Erster Teil der Musical-Verfilmung über die Figuren aus dem “Zauberer von Oz”. Dabei geht es vor allem um die Jugend der späteren bösen Hexe des Westens. Der Film entfaltet einen Zauber, wie er echte Seltenheit besitzt.

Ein Gemüt wie das der Munchkins kann bei Licht besehen schon etwas Angst machen. Zwar steht am Anfang von “Wicked” keine Wiederaufnahme von “Ding Dong, die Hex ist tot”, mit dem das Munchkin-Volk aus dem wundersamen Lande Oz im ikonischen “Zauberer von Oz”-Film von 1939 den Tod der Bösen Hexe des Ostens kommentiert hatte. Doch auf die Nachricht vom Ableben ihrer noch verrufeneren Verwandten, der Bösen Hexe des Westens, ist die Freude vergleichbar ungebändigt, und so setzt “Wicked” mit lautem Jubelgesang über die “guten Neuigkeiten” ein, während die Munchkins die schützenden Barrikaden an ihren Häusern und die Warnplakate mit dem Bild der grünhäutigen Hexe niederreißen.

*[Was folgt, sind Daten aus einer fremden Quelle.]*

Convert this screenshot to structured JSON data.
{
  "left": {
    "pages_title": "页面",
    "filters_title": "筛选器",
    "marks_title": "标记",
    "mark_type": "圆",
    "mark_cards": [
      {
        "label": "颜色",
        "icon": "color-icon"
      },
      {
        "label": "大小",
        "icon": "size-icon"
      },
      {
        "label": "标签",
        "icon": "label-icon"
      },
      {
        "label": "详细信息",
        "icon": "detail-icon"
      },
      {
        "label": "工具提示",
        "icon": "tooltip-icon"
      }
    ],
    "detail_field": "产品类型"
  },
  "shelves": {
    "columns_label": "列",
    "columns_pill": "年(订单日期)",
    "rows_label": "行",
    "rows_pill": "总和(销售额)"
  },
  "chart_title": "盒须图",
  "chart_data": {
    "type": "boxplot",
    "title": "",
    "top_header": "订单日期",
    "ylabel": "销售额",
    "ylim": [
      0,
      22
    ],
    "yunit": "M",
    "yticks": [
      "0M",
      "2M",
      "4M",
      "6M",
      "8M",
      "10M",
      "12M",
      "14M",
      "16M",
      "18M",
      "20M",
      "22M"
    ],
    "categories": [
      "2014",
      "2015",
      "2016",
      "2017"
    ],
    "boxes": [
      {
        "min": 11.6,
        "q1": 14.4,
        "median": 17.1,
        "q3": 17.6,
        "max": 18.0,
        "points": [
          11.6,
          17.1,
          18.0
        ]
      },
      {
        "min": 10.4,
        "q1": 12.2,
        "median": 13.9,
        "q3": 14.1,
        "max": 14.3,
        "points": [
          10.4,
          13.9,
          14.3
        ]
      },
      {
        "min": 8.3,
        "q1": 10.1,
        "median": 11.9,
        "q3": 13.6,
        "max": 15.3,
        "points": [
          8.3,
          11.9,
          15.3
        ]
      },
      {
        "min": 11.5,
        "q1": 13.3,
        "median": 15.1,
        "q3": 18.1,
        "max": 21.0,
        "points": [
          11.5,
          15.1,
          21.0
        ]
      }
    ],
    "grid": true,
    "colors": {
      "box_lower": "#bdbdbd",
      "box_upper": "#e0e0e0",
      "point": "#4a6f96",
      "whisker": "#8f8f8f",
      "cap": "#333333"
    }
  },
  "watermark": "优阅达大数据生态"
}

Doch schon bald wird klar: Vom Albtraumbild des grässlich keifenden, giftgrünen Kinderschrecks muss man sich in “Wicked” verabschieden, während die Sympathie für die Hauptfigur Elphaba schnell etabliert ist. Wegen ihrer angeborenen grünen Hautfarbe wird diese schon als Neugeborenes von ihrem Vater verachtet, dem Gouverneur des Munchkinlandes; und als Kind entlädt sich der ganze Spott der Altersgenossen über ihr. Spontane Schreckensschreie löst sie auch dann noch aus, wenn sie als junge Erwachsene die Internats-Hochschule Shiz betritt, die sich im Film als freundlichere Variante von Harry Potters Hogwarts präsentiert.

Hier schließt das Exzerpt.